Viaggio apostolico a Cipro e in Grecia (2-6 dicembre 2021)

Francesco

«Il Mediterraneo, che per millenni ha unito popoli diversi e terre distanti, sta diventando un freddo cimitero senza lapidi. Questo grande bacino d’acqua, culla di tante civiltà, sembra ora uno specchio di morte. Non lasciamo che il mare nostrum si tramuti in un desolante mare mortuum, che questo luogo di incontro diventi teatro di scontro! Non permettiamo che questo “mare dei ricordi” si trasformi nel “mare della dimenticanza”. Fratelli e sorelle, vi prego, fermiamo questo naufragio di civiltà!». È stata la questione migratoria il tema principale del viaggio di papa Francesco a Cipro e in Grecia, che si è svolto dal 2 al 6 dicembre e ha visto anche una tappa a Lesbo, l’isola greca che ospita oggi circa 2.200 rifugiati, e che il papa aveva visitato anche 5 anni fa insieme al patriarca ecumenico Bartolomeo e all’arcivescovo ortodosso di Atene Ieronymos II. Il papa dai confini del continente ha richiamato l’Europa: «Se un tempo i contrasti ideologici impedivano la costruzione di ponti tra l’Est e l’Ovest del continente, oggi la questione migratoria ha aperto falle anche tra il Sud e il Nord.
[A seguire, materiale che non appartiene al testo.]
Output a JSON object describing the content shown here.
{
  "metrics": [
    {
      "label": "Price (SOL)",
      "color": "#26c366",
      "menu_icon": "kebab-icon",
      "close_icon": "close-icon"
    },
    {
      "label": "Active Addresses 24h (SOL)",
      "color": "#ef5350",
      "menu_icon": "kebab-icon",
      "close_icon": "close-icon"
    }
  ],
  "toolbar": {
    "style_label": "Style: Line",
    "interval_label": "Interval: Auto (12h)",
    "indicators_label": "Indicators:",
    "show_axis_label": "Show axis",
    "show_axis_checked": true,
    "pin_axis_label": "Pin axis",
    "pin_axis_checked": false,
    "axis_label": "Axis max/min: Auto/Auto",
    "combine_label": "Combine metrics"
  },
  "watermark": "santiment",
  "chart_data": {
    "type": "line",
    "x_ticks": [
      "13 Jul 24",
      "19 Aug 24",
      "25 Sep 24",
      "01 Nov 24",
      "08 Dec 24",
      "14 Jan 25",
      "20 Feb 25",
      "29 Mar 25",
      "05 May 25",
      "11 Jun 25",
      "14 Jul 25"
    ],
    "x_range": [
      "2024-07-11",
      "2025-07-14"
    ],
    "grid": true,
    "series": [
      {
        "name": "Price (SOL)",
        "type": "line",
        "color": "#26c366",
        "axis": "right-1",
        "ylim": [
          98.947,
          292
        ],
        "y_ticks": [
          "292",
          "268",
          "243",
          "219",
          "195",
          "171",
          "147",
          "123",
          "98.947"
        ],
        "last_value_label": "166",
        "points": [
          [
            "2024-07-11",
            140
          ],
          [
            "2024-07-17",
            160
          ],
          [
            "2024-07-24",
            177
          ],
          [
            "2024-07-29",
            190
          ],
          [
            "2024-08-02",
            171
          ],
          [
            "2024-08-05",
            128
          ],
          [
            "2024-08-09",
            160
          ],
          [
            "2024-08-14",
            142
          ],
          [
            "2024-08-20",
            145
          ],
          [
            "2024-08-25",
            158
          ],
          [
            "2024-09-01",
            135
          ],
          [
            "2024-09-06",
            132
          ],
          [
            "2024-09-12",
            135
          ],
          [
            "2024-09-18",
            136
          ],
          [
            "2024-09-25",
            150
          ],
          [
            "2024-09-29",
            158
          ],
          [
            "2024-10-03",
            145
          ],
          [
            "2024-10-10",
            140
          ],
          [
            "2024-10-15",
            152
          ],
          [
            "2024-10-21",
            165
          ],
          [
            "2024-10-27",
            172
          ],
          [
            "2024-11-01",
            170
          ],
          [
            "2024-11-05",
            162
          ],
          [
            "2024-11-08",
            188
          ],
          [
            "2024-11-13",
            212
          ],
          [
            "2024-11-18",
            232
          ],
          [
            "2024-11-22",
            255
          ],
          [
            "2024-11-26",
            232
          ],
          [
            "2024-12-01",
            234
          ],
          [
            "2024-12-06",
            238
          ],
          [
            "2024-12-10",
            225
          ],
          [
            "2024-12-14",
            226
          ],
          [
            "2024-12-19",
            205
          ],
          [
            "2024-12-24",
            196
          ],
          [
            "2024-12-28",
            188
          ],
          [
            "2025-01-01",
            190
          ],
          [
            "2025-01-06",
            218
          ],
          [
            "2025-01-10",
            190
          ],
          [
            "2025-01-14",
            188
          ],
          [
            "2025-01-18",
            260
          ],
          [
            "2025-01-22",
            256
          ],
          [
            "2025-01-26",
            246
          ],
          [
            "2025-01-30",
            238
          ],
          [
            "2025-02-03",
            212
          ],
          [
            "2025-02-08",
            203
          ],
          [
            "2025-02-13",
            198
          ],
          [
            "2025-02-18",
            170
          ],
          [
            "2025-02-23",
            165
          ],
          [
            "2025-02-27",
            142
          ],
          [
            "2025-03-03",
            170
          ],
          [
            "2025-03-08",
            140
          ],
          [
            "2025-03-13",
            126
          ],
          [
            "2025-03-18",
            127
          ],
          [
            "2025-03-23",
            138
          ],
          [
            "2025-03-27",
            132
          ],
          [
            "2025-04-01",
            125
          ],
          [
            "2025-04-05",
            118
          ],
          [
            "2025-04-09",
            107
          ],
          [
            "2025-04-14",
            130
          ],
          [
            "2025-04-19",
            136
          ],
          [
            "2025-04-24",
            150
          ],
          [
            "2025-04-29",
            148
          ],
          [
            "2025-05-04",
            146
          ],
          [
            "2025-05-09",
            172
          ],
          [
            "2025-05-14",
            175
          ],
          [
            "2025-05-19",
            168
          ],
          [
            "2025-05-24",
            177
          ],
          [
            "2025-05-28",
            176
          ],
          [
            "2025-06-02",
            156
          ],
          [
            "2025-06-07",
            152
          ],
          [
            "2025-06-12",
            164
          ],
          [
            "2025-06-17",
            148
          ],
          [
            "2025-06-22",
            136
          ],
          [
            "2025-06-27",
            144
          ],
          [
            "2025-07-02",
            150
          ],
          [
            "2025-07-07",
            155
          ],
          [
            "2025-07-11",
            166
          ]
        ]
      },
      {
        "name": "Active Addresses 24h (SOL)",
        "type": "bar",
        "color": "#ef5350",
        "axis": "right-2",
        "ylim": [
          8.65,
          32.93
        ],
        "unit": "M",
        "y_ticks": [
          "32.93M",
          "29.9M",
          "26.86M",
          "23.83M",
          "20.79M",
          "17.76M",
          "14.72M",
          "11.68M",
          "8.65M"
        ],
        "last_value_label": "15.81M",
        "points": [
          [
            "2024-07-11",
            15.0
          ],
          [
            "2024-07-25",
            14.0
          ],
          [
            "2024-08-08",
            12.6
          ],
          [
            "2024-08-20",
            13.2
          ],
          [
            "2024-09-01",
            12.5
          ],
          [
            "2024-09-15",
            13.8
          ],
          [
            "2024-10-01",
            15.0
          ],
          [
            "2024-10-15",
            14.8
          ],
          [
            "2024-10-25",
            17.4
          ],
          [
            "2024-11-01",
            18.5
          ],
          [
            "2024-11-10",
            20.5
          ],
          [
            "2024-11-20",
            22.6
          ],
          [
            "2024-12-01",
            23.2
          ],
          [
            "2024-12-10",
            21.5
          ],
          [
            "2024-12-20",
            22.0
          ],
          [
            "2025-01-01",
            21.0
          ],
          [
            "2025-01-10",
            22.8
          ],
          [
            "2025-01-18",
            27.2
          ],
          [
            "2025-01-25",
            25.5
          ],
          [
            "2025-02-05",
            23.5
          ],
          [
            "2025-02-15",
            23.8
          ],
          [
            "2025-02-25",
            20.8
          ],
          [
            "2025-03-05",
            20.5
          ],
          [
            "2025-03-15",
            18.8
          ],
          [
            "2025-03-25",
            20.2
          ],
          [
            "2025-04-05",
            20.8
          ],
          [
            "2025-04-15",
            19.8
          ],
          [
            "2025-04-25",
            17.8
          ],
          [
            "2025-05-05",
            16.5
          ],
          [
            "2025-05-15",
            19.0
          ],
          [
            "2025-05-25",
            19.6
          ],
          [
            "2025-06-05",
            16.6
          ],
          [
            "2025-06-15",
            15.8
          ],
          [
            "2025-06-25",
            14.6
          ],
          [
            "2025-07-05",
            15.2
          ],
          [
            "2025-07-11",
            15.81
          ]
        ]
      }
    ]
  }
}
Vorrei esortare nuovamente a una visione d’insieme, comunitaria, di fronte alla questione migratoria, e incoraggiare a rivolgere attenzione ai più bisognosi perché, secondo le possibilità di ciascun paese, siano accolti, protetti, promossi e integrati nel pieno rispetto dei loro diritti umani e della loro dignità».